Pierre haussa les épaules.
- Il a à peine voulu m’écouter. Il va falloir qu’on se débrouille seuls.
L’arrivée de maitre André coupa court à la conversation. Les quatre garçons se levèrent d’un seul bond. Le teinturier les salua d’un signe de tête, s’installa devant ses écheveaux de laine et commença à mélanger ses pigments. Toute la journée, le maitre et ses apprentis travaillèrent sans échanger la moindre parole. C’était à peine si le vieux teinturier jetait de temps à autres un regard désabusé sur ce que faisaient ses jeunes protégés. Les couleurs prêtes, les « ongles bleus », comme on aimait à les surnommer, remplirent de grandes bassines, y disposèrent les draps de laine, retroussèrent leur pantalon jusqu’aux genoux et piétinèrent le linge jusqu’à ce que la couleur imprègne le tissu.
Les apprentis n’avaient qu’une petit demi-heure pour le déjeuner. Ereintés, Pierre et Jean, son comparse, avalèrent leur repas sans évoquer à nouveau l’échec du matin auprès du prévôt. Ce n’est que le soir venu, une fois la journée de labeur achevée, que les deux adolescents purent souffler un peu et enfin revenir sur leurs mésaventures.
- Il n’a pas voulu me croire. On va devoir agir nous-mêmes.
Jean frissonna.
- Je ne veux pas retourner là-bas…
- Allez, un peu de courage ! Imagine comme on deviendra riche, si on arrive à s’en occuper ! On pourra même ouvrir notre propre atelier.
Jean ne parut pas convaincu. Contrairement à Pierre, il avait grandi à la campagne, où on ne plaisantait pas avec la sorcellerie. Et ce que les deux compères avaient vu dans cette cave la semaine précédente était tout sauf catholique. Devinant son hésitation, Pierre insista.
- Ils parlaient du roi. On est tombé sur quelque chose d’énorme. C’est peut-être la chance de notre vie !
- Ou notre meilleure occasion de mourir ensorcelé, grommela Jean, boudeur.
- Bon, si tu ne veux pas m’accompagner, libre à toi. Moi, j’y vais. Et je penserais à toi lorsque le roi m’offrira un palais pour me remercier de l’avoir sauvé.
Le jeune garçon prit la direction de la cave d’un air bravache, sans se retourner. Pourtant, il fut tout de même profondément soulagé lorsqu’il entendit Jean le rattraper. Malgré ses grandes déclarations, il ne se sentait pas très fier de devoir affronter des mages noires. Mais sa réputation était en jeu. Du haut de ses quatorze ans, il ne pouvait pas se permettre de passer pour un lâche.
A mesure qu’ils approchaient, Pierre devait presque tirer son acolyte pour l’empêcher de s’enfuir. A plusieurs reprises, Jean lui avait suggéré de retourner seul à la cave mais Pierre ne s’en sentait pas le courage. Il rêvait encore de ce qu’il y avait vu et se réveillait en sueur, tremblant. Pourtant, derrière les palpitations de stress, il reconnaissait l’excitation de l’aventure. Il voulait savoir ce qu’il se passait dans cette cave. Il voulait comprendre ce que tramaient ces hommes encapuchonnés de noir. Mais surtout, il voulait revoir la femme qui paraissait diriger l’étrange cérémonie.

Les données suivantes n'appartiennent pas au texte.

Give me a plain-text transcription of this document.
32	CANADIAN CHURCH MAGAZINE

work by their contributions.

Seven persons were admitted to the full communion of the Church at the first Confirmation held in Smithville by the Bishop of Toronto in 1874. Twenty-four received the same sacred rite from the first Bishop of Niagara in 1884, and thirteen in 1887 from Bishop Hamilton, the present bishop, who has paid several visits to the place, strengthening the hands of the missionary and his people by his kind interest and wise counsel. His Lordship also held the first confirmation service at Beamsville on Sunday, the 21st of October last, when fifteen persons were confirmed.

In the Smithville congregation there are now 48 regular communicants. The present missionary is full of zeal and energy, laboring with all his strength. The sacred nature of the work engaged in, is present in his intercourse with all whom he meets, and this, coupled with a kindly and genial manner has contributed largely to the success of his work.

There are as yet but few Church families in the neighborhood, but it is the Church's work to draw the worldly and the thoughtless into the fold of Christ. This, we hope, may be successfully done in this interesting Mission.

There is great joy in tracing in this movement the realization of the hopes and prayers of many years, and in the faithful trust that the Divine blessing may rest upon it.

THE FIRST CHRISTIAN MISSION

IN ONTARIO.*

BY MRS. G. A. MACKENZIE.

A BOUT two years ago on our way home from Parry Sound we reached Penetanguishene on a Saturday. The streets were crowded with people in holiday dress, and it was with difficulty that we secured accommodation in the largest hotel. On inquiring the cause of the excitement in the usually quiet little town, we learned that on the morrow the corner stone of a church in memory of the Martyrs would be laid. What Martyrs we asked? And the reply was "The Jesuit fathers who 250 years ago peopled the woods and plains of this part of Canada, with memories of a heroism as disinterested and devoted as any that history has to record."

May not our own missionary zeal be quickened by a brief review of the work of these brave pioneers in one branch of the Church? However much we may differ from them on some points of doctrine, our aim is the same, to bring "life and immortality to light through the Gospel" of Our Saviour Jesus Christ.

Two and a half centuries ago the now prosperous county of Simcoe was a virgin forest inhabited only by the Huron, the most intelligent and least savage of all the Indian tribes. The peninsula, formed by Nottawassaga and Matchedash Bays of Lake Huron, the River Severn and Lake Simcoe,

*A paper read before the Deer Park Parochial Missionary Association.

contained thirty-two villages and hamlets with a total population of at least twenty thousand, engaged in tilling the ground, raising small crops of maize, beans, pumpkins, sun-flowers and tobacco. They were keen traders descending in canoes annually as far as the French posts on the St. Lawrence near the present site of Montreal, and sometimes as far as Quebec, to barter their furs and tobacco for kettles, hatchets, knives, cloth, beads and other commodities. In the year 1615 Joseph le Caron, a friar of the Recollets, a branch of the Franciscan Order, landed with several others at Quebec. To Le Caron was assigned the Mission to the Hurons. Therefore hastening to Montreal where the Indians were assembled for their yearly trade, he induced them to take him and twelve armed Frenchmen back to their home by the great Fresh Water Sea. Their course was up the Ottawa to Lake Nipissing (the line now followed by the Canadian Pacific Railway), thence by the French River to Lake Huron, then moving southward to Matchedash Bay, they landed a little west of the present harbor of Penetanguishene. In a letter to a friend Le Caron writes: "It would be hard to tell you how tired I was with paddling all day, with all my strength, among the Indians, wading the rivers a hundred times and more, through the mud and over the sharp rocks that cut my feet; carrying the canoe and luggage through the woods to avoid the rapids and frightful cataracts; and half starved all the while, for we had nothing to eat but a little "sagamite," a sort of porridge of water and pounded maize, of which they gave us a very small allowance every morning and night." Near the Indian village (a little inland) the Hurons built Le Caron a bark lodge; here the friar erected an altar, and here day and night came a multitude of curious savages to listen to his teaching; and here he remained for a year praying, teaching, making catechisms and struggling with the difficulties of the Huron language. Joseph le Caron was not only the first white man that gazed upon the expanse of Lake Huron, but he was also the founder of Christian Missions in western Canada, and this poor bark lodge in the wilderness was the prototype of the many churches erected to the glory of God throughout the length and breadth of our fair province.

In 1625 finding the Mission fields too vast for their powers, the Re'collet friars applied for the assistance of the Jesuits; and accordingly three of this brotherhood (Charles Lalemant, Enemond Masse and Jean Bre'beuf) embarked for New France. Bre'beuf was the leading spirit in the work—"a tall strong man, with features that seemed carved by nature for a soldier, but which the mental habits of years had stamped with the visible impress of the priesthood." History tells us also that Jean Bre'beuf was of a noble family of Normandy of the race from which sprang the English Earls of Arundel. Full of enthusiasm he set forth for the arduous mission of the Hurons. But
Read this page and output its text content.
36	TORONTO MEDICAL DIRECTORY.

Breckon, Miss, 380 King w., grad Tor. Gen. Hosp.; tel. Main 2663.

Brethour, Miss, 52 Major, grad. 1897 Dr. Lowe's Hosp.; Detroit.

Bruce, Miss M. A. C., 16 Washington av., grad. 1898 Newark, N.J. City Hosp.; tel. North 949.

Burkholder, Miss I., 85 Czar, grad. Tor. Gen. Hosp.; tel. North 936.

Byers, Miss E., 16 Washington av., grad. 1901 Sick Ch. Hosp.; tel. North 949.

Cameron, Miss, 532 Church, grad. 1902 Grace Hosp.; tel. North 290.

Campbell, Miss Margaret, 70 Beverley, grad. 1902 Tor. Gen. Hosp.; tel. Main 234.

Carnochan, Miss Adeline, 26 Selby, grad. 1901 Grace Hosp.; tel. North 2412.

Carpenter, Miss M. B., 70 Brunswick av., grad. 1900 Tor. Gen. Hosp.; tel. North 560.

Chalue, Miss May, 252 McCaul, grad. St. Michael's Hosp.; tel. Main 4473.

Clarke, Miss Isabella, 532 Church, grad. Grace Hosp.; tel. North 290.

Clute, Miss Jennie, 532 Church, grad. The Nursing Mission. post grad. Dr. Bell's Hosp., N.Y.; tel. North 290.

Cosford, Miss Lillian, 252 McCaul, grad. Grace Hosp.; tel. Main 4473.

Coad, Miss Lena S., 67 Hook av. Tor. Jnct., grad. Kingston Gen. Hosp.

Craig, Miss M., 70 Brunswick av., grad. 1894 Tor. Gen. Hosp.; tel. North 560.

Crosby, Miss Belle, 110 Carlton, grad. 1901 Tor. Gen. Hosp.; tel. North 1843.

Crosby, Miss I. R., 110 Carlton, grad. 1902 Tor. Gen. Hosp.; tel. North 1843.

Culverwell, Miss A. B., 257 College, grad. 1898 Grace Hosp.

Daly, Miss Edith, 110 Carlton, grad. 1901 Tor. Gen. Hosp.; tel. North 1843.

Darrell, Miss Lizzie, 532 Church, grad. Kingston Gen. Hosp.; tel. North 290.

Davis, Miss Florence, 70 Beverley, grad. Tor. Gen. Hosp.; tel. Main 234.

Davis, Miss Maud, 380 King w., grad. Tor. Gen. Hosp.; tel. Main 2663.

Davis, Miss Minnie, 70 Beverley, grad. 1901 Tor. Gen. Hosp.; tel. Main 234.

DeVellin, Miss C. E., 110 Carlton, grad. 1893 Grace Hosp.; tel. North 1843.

C’était d’elle dont il rêvait le plus. De ses longs cheveux noirs qui lui cascadaient dans le dos. De la robe de velours rouge sombre dont elle était parée. De sa peau où commençait à peine à se dessiner quelques rides, soulignées par la lueur dansante des torches. De ses yeux révulsés lorsqu’elle fredonnait sa litanie incompréhensible. Il rêvait des mots mystérieux aux consonances étrangères qui s’élevaient dans la cave. La cérémonie lui avait laissé une si forte impression qu’il craignait avoir été envouté. Il devait y retourner, revoir la femme de ses yeux, se persuader qu’il n’avait pas rêvé.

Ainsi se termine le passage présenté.